WHAT’S IT ABOUT?
Dick (Jamie Bell) is a loner, living one of those sleepy US towns where nothing ever happens and everyone knows each other.
Forced to go to a birthday party of someone he hates, he buys the worst present he can find – an old toy gun.
But it turns out to be real. He becomes drawn to it and decides to keep it.
Discovering that he shares an inexplicable admiration for firearms with his fellow shop assistant Stevie (Webber), Dick forms a secret society for his fellow outcasts.
In an abandoned coal-mine, rebranded as the “temple” to their god-like weapons, the Dandies share their peculiar, pacifist passion for gun culture – until events force them to challenge their opposition to actually using their weapons.
WHAT’S IT LIKE?
Written by Lars Von Trier and directed by Thomas Vinterberg, the latest film from the Dogme founders turns out to be every bit as odd and as self-importantly arty as you’d expect.
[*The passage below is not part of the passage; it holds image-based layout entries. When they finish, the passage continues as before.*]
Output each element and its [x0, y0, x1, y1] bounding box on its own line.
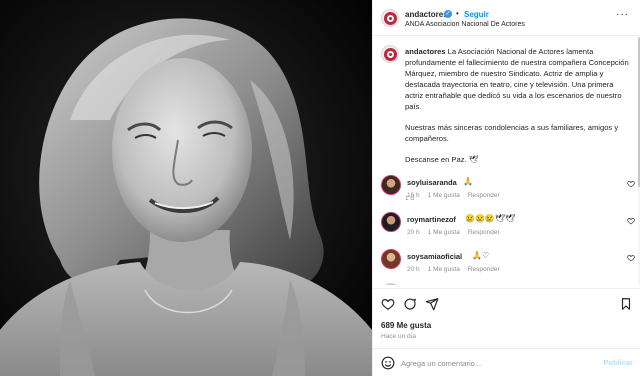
commenter-username[interactable]: soyluisaranda [407, 178, 457, 187]
author-avatar[interactable] [381, 9, 399, 27]
share-icon[interactable] [425, 297, 439, 311]
comment-text: 🙏♡ [472, 251, 490, 260]
comment-likes[interactable]: 1 Me gusta [428, 229, 460, 236]
heart-icon[interactable] [627, 254, 635, 262]
portrait-image [0, 0, 372, 376]
comment-time: 16 h [407, 192, 420, 199]
comment-composer: Publicar [373, 348, 640, 376]
caption-text-3: Descanse en Paz. 🕊 [405, 155, 479, 164]
anda-logo-icon [383, 11, 397, 25]
post-date: Hace un día [381, 333, 417, 340]
comment-likes[interactable]: 1 Me gusta [428, 192, 460, 199]
more-icon[interactable]: ··· [616, 9, 629, 20]
publish-button[interactable]: Publicar [603, 358, 633, 367]
heart-icon[interactable] [627, 180, 635, 188]
emoji-icon[interactable] [381, 356, 395, 370]
post-caption: andactores La Asociación Nacional de Act… [405, 46, 630, 175]
comment-text: 🙏 [463, 177, 473, 186]
comment-input[interactable] [401, 355, 591, 371]
caption-text-1: La Asociación Nacional de Actores lament… [405, 47, 629, 111]
comment-time: 20 h [407, 229, 420, 236]
comment-meta: 20 h 1 Me gusta Responder [407, 229, 508, 236]
commenter-avatar[interactable] [381, 249, 401, 269]
heart-icon[interactable] [381, 297, 395, 311]
comments-scroll-area[interactable]: andactores La Asociación Nacional de Act… [373, 37, 640, 285]
comment-reply-button[interactable]: Responder [468, 266, 500, 273]
comment-meta: 20 h 1 Me gusta Responder [407, 266, 508, 273]
author-subtitle[interactable]: ANDA Asociacion Nacional De Actores [405, 21, 525, 28]
commenter-avatar[interactable] [381, 175, 401, 195]
separator-dot: • [456, 9, 459, 18]
caption-text-2: Nuestras más sinceras condolencias a sus… [405, 123, 619, 143]
caption-avatar[interactable] [381, 45, 399, 63]
bookmark-icon[interactable] [619, 297, 633, 311]
caption-username[interactable]: andactores [405, 47, 446, 56]
commenter-username[interactable]: roymartinezof [407, 215, 456, 224]
commenter-avatar[interactable] [381, 212, 401, 232]
comment-item: roymartinezof 😢😢😢🕊🕊 20 h 1 Me gusta Respon… [373, 212, 640, 248]
comment-reply-button[interactable]: Responder [468, 192, 500, 199]
anda-logo-icon [383, 47, 397, 61]
comment-item: soysamiaoficial 🙏♡ 20 h 1 Me gusta Respond… [373, 249, 640, 285]
verified-icon: ✓ [444, 10, 452, 18]
author-username[interactable]: andactores [405, 10, 448, 19]
comment-text: 😢😢😢🕊🕊 [465, 214, 516, 223]
post-actions: 689 Me gusta Hace un día Publicar [373, 288, 640, 376]
post-photo[interactable] [0, 0, 372, 376]
comment-reply-button[interactable]: Responder [468, 229, 500, 236]
follow-button[interactable]: Seguir [464, 10, 489, 19]
post-panel: andactores ✓ • Seguir ANDA Asociacion Na… [372, 0, 640, 376]
comment-item: soyluisaranda 🙏 16 h 1 Me gusta Responder [373, 175, 640, 211]
comment-likes[interactable]: 1 Me gusta [428, 266, 460, 273]
heart-icon[interactable] [627, 217, 635, 225]
commenter-username[interactable]: soysamiaoficial [407, 252, 462, 261]
likes-count[interactable]: 689 Me gusta [381, 321, 431, 330]
comment-meta: 16 h 1 Me gusta Responder [407, 192, 508, 199]
comment-icon[interactable] [403, 297, 417, 311]
comment-time: 20 h [407, 266, 420, 273]
post-header: andactores ✓ • Seguir ANDA Asociacion Na… [373, 0, 640, 36]
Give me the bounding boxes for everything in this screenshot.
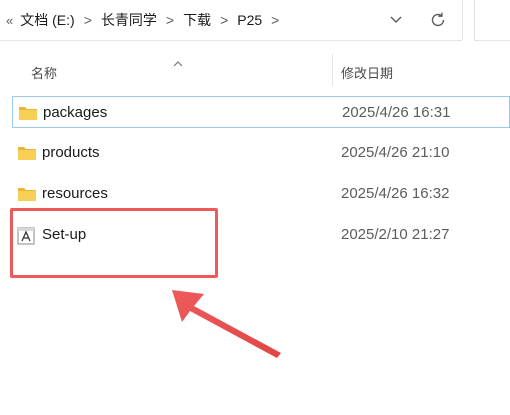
annotation-arrow-icon	[172, 290, 281, 358]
It starts promisingly, exploring interesting ideas: how you can admire the mechanics of firearms, while abhorring their use; how the discipline of gun culture can give a sense of community and purpose to a group of disparate losers.
But the film degenerates into an ironically pointless and tragic gun-battle that undoes everything the film’s being working on.
What starts as an interesting exploration of an unusual premise becomes a fantasy, so far removed from reality as to render it almost meaningless.
Fine performances – not least another mature leading turn from Jamie Bell – are sadly wasted.